I would be realy grateful if you could give me a minimalistic code example of how you would obtain a batch from the dataset (obtained from ray.data.read_parquet) and decode str to binary in such a way that the binary can be decoded with a msgpack.unpackb or another function. Also what is state supposed to contain in your example code, a row of tabular data from the dataframe corresponding to one trajectory?

Unfortunately I still couldn’t solve this problem. Is there anyone that has an Idea of how to decode these strings to binary such that msgpack-numpy can applied to the binary?

@DennisRTUB, I am sorry that you still encounter problems and thank you for you patience. I think I might found the cause for this behavior:

The default for AlgorithmConfig.offline_data(compress_output_columns=...) is [Columns.OBS] (as is the one for compress_input_columns).

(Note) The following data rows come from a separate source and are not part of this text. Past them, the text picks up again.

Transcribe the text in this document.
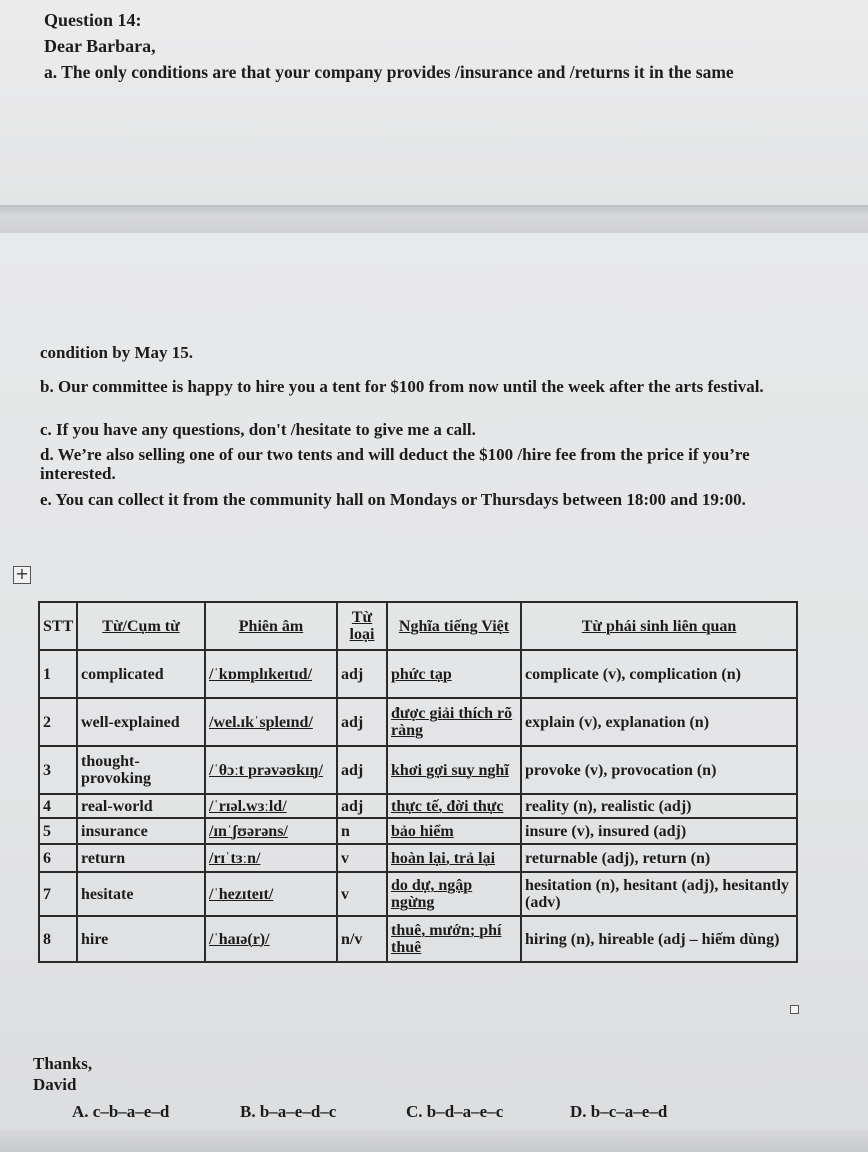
Question 14:
Dear Barbara,
a. The only conditions are that your company provides /insurance and /returns it in the same
condition by May 15.
b. Our committee is happy to hire you a tent for $100 from now until the week after the arts festival.
c. If you have any questions, don't /hesitate to give me a call.
d. We’re also selling one of our two tents and will deduct the $100 /hire fee from the price if you’re interested.
e. You can collect it from the community hall on Mondays or Thursdays between 18:00 and 19:00.
+
STT	Từ/Cụm từ	Phiên âm	Từ loại	Nghĩa tiếng Việt	Từ phái sinh liên quan
1	complicated	/ˈkɒmplɪkeɪtɪd/	adj	phức tạp	complicate (v), complication (n)
2	well-explained	/wel.ɪkˈspleɪnd/	adj	được giải thích rõ ràng	explain (v), explanation (n)
3	thought-provoking	/ˈθɔːt prəvəʊkɪŋ/	adj	khơi gợi suy nghĩ	provoke (v), provocation (n)
4	real-world	/ˈrɪəl.wɜːld/	adj	thực tế, đời thực	reality (n), realistic (adj)
5	insurance	/ɪnˈʃʊərəns/	n	bảo hiểm	insure (v), insured (adj)
6	return	/rɪˈtɜːn/	v	hoàn lại, trả lại	returnable (adj), return (n)
7	hesitate	/ˈhezɪteɪt/	v	do dự, ngập ngừng	hesitation (n), hesitant (adj), hesitantly (adv)
8	hire	/ˈhaɪə(r)/	n/v	thuê, mướn; phí thuê	hiring (n), hireable (adj – hiếm dùng)
Thanks,
David
A. c–b–a–e–d	B. b–a–e–d–c	C. b–d–a–e–c	D. b–c–a–e–d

Therefore data is encoded via base64 and compressed with lz4. Two options here:

  1. When writing data use output_compress_columns=[]
  2. Use our unpack_if_needed method (in combination with our from_jsonable_if_needed method, if your space is composite - which is NOT the case for CartPole-v1).

For the second alternative load the method via

from ray.rllib.utils.compression import unpack_if_needed
from ray.rllib.utils.spaces.space_utils import from_jsonable_if_needed

from_jsonable_if_needed(unpack_if_needed(obs), observation_space)

Again, apologies for misleading you above. As a note:

  1. If using episodes as output: Compressed via msgpack_numpy.
  2. If using tabular data as output: Compressed via LZ4 and encoded via base64 (for composite spaces als converted to JSON before).

Hope this helps now.